If only it were that simple. The equation for a circle is actually (*x* – *h*)^{2} + (*y* – *k*)^{2} = *r*^{2}, where (*h*, *k*) is the center of the circle. But when a circle is centered on the origin, or (0, 0), the equation simplifies to *x*^{2} + *y*^{2} = *r*^{2}. So actually, comparing it to the Pythagorean theorem comes in quite handy after all.

This circle is centered at (2, 3) with a radius 10, meaning that students have to adjust the left side of the standard circle equation. The adjustment should reflect how we would have to move the circle so that it is centered on the origin; in this case, two to the left and down three. Our equation ends up being (*x* – 2)^{2} + (*y* – 3)^{2} = *r*^{2}.

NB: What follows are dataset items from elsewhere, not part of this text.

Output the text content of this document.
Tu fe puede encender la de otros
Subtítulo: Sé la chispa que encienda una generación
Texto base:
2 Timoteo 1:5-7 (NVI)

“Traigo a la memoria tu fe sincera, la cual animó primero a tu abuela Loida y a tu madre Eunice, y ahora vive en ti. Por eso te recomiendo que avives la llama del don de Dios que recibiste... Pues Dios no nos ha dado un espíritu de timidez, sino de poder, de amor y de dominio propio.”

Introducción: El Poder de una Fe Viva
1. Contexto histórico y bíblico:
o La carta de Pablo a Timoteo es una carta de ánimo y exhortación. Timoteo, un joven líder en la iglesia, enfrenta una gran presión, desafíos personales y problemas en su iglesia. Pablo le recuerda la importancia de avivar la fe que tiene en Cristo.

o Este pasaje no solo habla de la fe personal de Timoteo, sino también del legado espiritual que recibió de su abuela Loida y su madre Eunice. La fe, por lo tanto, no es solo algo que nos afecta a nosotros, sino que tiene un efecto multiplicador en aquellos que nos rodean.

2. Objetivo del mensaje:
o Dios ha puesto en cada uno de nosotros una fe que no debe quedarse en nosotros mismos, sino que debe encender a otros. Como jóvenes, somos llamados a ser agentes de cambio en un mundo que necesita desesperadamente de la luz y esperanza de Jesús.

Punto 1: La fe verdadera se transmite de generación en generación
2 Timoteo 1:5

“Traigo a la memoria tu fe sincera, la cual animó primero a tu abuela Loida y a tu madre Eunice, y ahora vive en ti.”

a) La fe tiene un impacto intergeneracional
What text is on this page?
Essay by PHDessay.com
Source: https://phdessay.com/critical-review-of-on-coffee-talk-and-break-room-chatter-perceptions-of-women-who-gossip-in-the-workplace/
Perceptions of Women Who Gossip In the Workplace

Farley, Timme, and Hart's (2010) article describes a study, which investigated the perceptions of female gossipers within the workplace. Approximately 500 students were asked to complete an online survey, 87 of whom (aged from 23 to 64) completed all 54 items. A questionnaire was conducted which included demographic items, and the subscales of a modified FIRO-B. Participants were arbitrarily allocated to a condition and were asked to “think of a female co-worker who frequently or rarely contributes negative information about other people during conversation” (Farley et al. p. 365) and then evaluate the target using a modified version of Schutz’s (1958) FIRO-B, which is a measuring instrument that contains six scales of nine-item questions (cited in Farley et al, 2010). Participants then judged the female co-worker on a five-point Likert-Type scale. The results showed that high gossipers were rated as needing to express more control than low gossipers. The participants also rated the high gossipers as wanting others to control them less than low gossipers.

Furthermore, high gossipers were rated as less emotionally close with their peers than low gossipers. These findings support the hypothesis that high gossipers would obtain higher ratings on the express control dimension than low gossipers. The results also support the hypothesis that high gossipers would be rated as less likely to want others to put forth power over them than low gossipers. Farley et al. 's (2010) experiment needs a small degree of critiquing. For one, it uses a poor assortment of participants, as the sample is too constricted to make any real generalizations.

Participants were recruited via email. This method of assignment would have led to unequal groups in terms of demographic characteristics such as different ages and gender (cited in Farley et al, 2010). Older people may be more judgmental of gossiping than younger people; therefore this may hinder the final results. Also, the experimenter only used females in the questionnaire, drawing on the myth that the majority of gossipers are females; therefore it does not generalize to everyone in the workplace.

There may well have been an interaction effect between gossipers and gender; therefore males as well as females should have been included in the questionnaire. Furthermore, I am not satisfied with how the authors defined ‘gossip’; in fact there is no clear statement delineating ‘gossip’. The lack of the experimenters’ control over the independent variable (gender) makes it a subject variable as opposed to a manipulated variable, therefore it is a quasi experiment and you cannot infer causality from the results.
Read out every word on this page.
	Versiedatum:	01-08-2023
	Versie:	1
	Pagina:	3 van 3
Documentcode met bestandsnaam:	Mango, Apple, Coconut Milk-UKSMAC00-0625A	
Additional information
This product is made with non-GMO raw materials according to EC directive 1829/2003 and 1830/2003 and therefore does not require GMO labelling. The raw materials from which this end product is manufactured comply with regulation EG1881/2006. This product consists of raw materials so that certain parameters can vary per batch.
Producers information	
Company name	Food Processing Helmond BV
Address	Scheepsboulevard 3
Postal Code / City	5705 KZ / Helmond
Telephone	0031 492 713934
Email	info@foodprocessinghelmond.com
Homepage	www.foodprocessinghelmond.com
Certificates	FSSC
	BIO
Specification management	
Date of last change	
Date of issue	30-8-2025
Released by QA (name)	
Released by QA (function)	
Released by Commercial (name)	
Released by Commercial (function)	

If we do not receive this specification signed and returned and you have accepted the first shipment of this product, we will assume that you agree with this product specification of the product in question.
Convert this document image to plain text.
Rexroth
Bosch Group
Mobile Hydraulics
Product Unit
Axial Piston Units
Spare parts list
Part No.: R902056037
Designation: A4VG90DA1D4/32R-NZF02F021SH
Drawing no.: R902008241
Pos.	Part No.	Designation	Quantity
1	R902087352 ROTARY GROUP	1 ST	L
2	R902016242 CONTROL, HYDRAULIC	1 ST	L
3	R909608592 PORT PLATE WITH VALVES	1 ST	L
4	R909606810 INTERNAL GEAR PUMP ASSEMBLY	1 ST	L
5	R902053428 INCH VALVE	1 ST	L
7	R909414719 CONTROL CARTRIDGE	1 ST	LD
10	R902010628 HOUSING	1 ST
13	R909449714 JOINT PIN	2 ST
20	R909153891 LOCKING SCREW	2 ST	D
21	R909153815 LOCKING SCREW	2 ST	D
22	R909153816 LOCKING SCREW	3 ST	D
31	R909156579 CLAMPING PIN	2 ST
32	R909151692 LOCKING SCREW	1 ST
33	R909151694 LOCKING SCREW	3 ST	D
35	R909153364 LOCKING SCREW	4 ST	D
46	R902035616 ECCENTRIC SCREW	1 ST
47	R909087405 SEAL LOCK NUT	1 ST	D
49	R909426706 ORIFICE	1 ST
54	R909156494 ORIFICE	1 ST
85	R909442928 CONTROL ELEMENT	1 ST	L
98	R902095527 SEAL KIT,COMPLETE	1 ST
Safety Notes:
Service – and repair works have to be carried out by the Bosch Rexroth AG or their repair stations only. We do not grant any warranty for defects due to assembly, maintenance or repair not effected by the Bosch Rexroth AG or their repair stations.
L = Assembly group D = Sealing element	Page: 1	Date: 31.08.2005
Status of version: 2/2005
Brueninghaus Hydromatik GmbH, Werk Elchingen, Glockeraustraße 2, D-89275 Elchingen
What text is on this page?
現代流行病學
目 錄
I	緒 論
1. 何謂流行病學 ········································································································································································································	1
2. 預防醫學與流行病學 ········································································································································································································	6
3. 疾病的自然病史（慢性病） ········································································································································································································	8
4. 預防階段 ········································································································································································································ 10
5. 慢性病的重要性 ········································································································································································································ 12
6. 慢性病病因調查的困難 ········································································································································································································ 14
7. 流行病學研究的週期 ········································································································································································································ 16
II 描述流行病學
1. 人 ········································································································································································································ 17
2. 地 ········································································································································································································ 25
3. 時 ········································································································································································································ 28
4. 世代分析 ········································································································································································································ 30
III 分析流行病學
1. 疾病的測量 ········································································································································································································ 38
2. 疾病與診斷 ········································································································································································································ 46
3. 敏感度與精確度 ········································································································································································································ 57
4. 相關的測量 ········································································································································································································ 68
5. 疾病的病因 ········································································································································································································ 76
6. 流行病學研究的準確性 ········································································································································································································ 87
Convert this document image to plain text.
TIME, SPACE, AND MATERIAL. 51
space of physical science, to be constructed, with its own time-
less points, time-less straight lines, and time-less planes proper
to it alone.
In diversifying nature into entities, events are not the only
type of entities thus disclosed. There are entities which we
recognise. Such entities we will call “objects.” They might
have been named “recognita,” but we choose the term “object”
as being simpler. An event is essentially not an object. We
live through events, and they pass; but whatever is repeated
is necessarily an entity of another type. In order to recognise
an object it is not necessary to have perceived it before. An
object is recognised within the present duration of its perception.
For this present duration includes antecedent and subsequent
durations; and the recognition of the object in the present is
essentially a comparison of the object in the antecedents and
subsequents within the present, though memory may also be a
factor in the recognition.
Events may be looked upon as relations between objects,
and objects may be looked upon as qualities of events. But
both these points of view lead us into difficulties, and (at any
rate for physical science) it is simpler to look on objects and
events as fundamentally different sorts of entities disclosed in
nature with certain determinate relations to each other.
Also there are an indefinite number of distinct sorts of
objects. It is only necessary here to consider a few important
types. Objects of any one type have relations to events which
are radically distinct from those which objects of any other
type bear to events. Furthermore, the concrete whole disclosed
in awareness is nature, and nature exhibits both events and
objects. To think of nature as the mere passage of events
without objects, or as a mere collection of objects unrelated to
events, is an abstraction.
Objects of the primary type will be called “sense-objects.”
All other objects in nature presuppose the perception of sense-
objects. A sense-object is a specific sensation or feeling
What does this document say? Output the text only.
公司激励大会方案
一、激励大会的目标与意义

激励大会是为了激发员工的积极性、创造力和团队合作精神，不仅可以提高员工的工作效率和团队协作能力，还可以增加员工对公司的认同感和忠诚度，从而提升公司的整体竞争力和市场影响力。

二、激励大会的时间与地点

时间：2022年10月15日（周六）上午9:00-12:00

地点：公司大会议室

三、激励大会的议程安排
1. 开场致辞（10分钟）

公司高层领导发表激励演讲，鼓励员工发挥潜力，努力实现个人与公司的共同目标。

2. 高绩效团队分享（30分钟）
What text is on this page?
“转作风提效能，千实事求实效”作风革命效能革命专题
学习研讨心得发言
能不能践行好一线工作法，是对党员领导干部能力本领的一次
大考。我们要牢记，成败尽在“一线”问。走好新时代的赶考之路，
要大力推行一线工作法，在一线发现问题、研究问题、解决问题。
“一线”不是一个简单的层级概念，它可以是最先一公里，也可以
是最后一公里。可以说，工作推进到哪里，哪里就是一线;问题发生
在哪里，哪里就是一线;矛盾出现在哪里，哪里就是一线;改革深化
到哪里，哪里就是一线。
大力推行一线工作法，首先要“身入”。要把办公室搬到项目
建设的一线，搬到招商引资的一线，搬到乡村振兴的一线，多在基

To find the radius, students can draw a right triangle *inside* the circle and use the Pythagorean theorem to find the length of the hypotenuse. It just so happens that the hypotenuse is also the radius of our circle. Since our hypotenuse here is 10, our equation is (*x* – 2)^{2} + (*y* – 3)^{2} = 100.

If students are having a hard time remembering whether to do add or subtract their *h*'s and *k*'s, they can simply think, "How would I move the center to the origin?" For example, if their circle was centered at (-5, -17), they'd have to adjust the left side by saying "plus 5" or "plus 17", since they'd have to move the center up and to the right, both of which are positive motions, or as we like to call them, good vibrations.

Perhaps your students find themselves in the lucky situation of having been given an equation and told to find the center and radius of the circle that equation describes. They will need to start by completing the square in the equation so that they can convert it into the standard form.

If they are having a hard time solving these kinds of problems, they might need a quick refresher on how to complete the square. Also, they should note that they're actually completing *two* squares, since both *x* and *y* are squared. For a standard about circles, we're sure using a lot of squares.